つくりがシンプルな分、素材にこだわりました。メインで使用するレザーは、世界でも高く評価される日本の革、栃木レザーです。植物タンニンで時間をかけてなめした、いわゆるヌメ革。カラフルな色も揃え、多い場合は8~9色のバリエーションを持たせています。南岡氏の狙い通り、女性ユーザーも多いようです。
革靴メーカーであるシャミーが、レザーグッズに力を入れ始めたのには理由があります。量販店向でのビジネス靴が安価な輸入品に押されて自社工場での生産が落ちてきた時、現場で働く従業員を減らすより他の仕事を与えて雇用を維持したかったからだそう。
靴づくりの技術がそのまま生かせる、シンプルな設計のものからスタートしたのは、そのためです。革の扱い、裁断、ミシンによる縫製、などは靴も革小物も基本は同じだからです。

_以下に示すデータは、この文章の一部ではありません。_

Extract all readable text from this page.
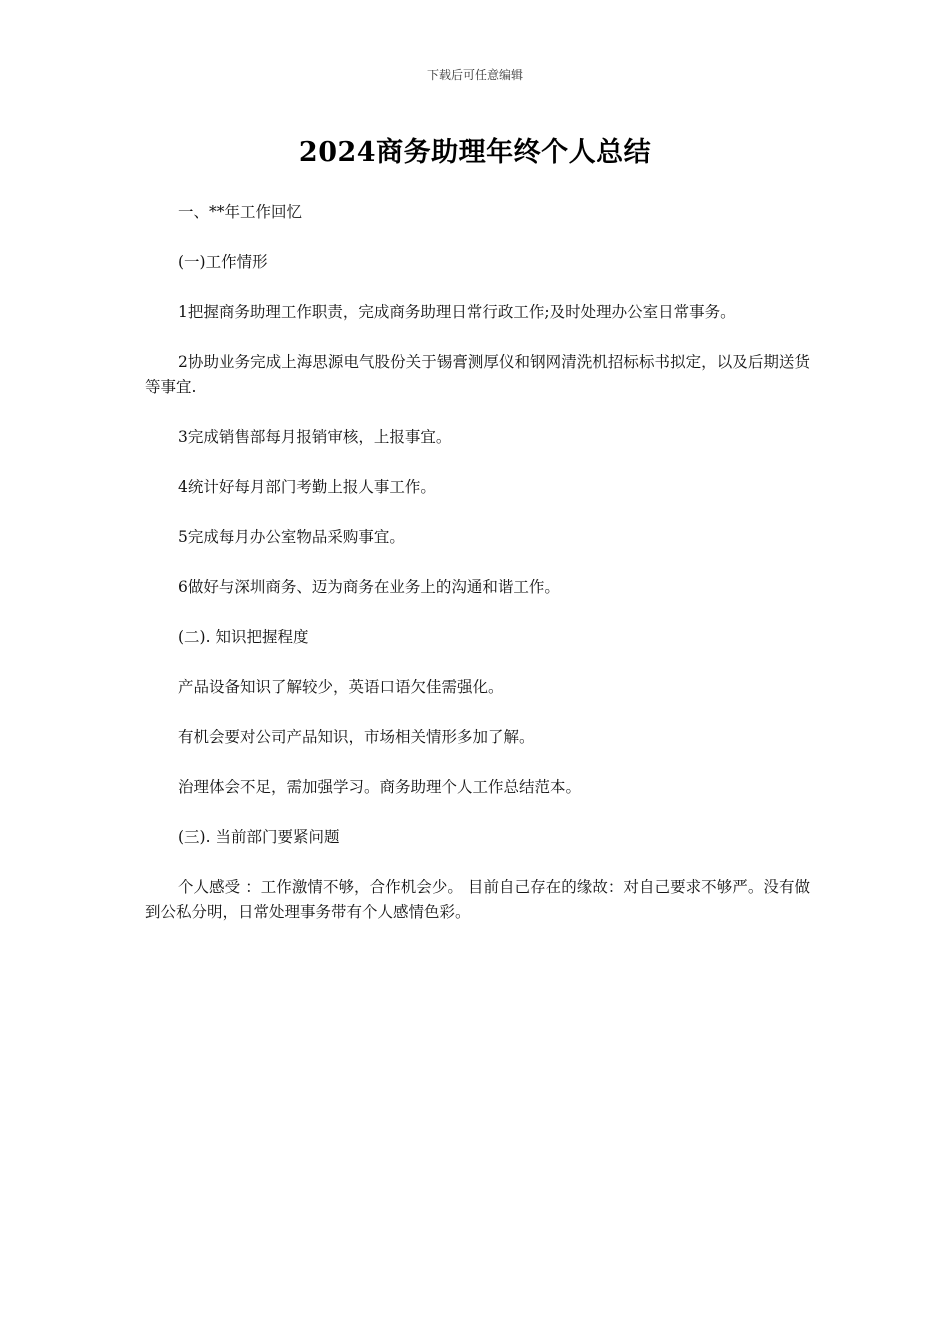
下载后可任意编辑
2024商务助理年终个人总结

一、**年工作回忆

(一)工作情形

1把握商务助理工作职责，完成商务助理日常行政工作;及时处理办公室日常事务。

2协助业务完成上海思源电气股份关于锡膏测厚仪和钢网清洗机招标标书拟定，以及后期送货等事宜.

3完成销售部每月报销审核，上报事宜。

4统计好每月部门考勤上报人事工作。

5完成每月办公室物品采购事宜。

6做好与深圳商务、迈为商务在业务上的沟通和谐工作。

(二). 知识把握程度

产品设备知识了解较少，英语口语欠佳需强化。

有机会要对公司产品知识，市场相关情形多加了解。

治理体会不足，需加强学习。商务助理个人工作总结范本。

(三). 当前部门要紧问题

个人感受 ：工作激情不够，合作机会少。 目前自己存在的缘故：对自己要求不够严。没有做到公私分明，日常处理事务带有个人感情色彩。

まずはスマートフォンケースから初め、キーケースや財布など、少しずつ品揃えを充実させてきました。現場の従業員の手が慣れてくると、手縫いや染色など、レザーグッズ独特の工程も取り入れ、アイテムのバリエーションもさらに広がってきました。手染めならではの美しい陰影を持つものも加え、ウェブショップでの販売も順調に拡大。会社の新たな柱に育ってきています。現在では工場のレザーグッズラインもフル稼働。増員を計画中だそうです。
従業員のモチベーションも変わってきました。というのも、もともと、裁断、縫製作業は女性が多いのです。男性向けビジネス靴をつくっていた頃と違い、男女ともに使えるカラフルなレザーグッズは、彼女たちも自らユーザーになれるアイテム。日々製造に携わりながら、ユーザーとして、使い勝手やデザインを考えることができるのです。自主的な提案もよく出てくるようになり、現場の雰囲気も明るくなった、と南岡氏は言います。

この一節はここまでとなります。